His face went dark, and Sophie’s heart raced. She’d heard the rumors about him. The absent master of Castle Darmead was no gentleman. Even here, so far from London, one heard tales. She couldn’t bear to look at him, so she stared again at her lap. She wouldn’t. No matter what he said or did or threatened. She wouldn’t. She lifted her eyes from her lap and found him watching her. The sensation was not pleasant.

His eyes grew darker. “You would find yourself quite humiliated, not to mention badgered for money, if Tommy knew of your talent. You would indeed have a difficult time of it. If he knew.”

“Then you do understand.”

“Given his debts, I don’t imagine he’d be able to keep the house if you weren’t paying the taxes. I assume that’s what you’ve done with the money.”

“It’s not as though the writing is very profitable. But an extra ten or fifteen pounds a quarter—”

“No wonder you write so quickly.”

“Not the muse,” she said softly, “so much as necessity.” She was talking to a man who had, in all likelihood, spent that much and more in town, drinking with her husband, just tonight. A man like him would have no idea what ten pounds meant when you had to sit with the bills to decide which ones to pay this time. “Are you going to tell him?”

He shot to his feet. Her pages rattled in the air. “Do you think me so base as that?”

She stood up, too. “You’ve blackmailed women before.”

“Have I?”

“Everyone says so.”

“Well then. It’s so.” He dropped her manuscript on the settee and walked to her. Sophie would have retreated if her knees hadn’t hit the chair behind her. He put his hands on either of her cheeks, holding her face. His skin burned hers; his eyes held her gaze and stared into her soul. “What would you be willing to do in return for my silence?”

She didn’t answer.

“Well,” he said, drawing out the word in an unbearably sensuous whisper. “And so. What an interesting moment this is.”

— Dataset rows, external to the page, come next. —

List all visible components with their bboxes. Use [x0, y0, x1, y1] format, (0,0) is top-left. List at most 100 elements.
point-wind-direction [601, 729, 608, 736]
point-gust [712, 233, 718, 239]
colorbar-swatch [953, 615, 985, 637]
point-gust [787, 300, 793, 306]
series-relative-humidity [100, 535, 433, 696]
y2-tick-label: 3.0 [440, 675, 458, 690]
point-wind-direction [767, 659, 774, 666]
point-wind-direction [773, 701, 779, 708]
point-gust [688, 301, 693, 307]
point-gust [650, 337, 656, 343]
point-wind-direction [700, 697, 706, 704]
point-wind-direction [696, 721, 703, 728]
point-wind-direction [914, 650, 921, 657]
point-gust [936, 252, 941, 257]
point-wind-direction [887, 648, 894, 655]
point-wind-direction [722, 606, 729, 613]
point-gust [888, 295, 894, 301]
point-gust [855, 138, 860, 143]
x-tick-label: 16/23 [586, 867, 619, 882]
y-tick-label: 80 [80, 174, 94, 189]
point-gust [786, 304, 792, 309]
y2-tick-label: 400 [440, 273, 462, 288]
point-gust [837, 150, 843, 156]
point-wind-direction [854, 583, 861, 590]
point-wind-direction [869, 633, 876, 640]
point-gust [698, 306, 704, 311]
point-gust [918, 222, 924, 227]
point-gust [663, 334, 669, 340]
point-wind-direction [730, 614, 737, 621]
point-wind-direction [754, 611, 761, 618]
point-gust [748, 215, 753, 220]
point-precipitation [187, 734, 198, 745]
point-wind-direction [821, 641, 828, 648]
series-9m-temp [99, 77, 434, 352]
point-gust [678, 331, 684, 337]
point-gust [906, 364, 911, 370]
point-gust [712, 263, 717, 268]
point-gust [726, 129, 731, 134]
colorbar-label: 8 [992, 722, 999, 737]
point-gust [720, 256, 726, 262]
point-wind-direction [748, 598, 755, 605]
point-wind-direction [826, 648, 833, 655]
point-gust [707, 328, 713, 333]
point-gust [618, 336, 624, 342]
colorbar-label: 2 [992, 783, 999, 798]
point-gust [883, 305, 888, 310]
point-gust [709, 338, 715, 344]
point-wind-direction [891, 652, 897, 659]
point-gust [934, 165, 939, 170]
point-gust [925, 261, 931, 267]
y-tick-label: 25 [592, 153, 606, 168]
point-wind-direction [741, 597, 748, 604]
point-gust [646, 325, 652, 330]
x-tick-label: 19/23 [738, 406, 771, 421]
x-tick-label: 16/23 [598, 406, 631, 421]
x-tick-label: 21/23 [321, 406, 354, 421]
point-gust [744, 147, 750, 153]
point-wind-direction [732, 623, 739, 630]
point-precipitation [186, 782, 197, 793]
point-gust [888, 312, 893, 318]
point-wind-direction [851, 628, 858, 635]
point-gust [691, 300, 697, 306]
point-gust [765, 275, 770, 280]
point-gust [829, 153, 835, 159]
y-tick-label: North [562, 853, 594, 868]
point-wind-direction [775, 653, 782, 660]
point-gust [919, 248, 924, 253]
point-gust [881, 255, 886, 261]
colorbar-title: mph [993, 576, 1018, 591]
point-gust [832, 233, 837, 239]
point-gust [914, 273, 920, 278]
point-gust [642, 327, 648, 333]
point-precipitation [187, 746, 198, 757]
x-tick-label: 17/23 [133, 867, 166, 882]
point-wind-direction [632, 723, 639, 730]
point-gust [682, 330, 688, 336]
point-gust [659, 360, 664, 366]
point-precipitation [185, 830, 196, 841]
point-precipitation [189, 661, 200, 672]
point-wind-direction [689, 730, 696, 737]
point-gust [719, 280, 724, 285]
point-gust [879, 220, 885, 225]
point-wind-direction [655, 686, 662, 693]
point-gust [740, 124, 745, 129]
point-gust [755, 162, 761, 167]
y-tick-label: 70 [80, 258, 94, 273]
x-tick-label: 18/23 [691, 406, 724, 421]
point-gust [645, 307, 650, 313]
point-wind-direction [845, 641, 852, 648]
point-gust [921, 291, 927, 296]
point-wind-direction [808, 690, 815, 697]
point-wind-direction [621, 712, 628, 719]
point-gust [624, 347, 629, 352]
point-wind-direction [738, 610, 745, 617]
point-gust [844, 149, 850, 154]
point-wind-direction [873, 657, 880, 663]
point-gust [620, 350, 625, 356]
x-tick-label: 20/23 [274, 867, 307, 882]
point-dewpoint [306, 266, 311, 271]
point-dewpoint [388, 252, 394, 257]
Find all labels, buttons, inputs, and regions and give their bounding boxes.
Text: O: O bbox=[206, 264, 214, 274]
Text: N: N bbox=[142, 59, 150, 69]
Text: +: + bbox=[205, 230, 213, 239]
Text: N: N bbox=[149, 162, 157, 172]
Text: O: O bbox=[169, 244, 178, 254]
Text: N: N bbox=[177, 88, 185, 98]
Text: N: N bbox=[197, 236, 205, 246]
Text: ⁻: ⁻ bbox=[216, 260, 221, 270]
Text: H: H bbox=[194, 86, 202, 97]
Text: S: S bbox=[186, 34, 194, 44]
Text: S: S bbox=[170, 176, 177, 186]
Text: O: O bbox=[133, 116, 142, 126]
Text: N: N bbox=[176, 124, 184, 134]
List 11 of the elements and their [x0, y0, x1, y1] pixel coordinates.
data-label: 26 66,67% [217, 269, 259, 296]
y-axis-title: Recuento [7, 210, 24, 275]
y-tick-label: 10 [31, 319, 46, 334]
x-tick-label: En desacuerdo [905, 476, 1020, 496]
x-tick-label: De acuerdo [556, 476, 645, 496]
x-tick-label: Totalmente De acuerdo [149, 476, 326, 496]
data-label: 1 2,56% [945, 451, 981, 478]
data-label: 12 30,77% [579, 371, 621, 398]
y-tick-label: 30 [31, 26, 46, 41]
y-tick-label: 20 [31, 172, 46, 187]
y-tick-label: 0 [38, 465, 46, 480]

What would it be like to be in the arms of a man who wanted her? Who actually seemed to admire her? She was attracted to him. What woman wouldn’t be? But that didn’t mean she would act on the sensations racing through her. She pulled back.

He let go of her. “Your secret is safe with me, Mrs. Evans.”

She stepped back and hit the chair. He caught her upper arm, steadying her. He leaned closer. “Lovely, sad little Sophie Mercer Evans,” he said in the voice of Satan himself. “When I take you to bed, I assure you, it won’t be because I’ve coerced you. It will be because you want to be there.”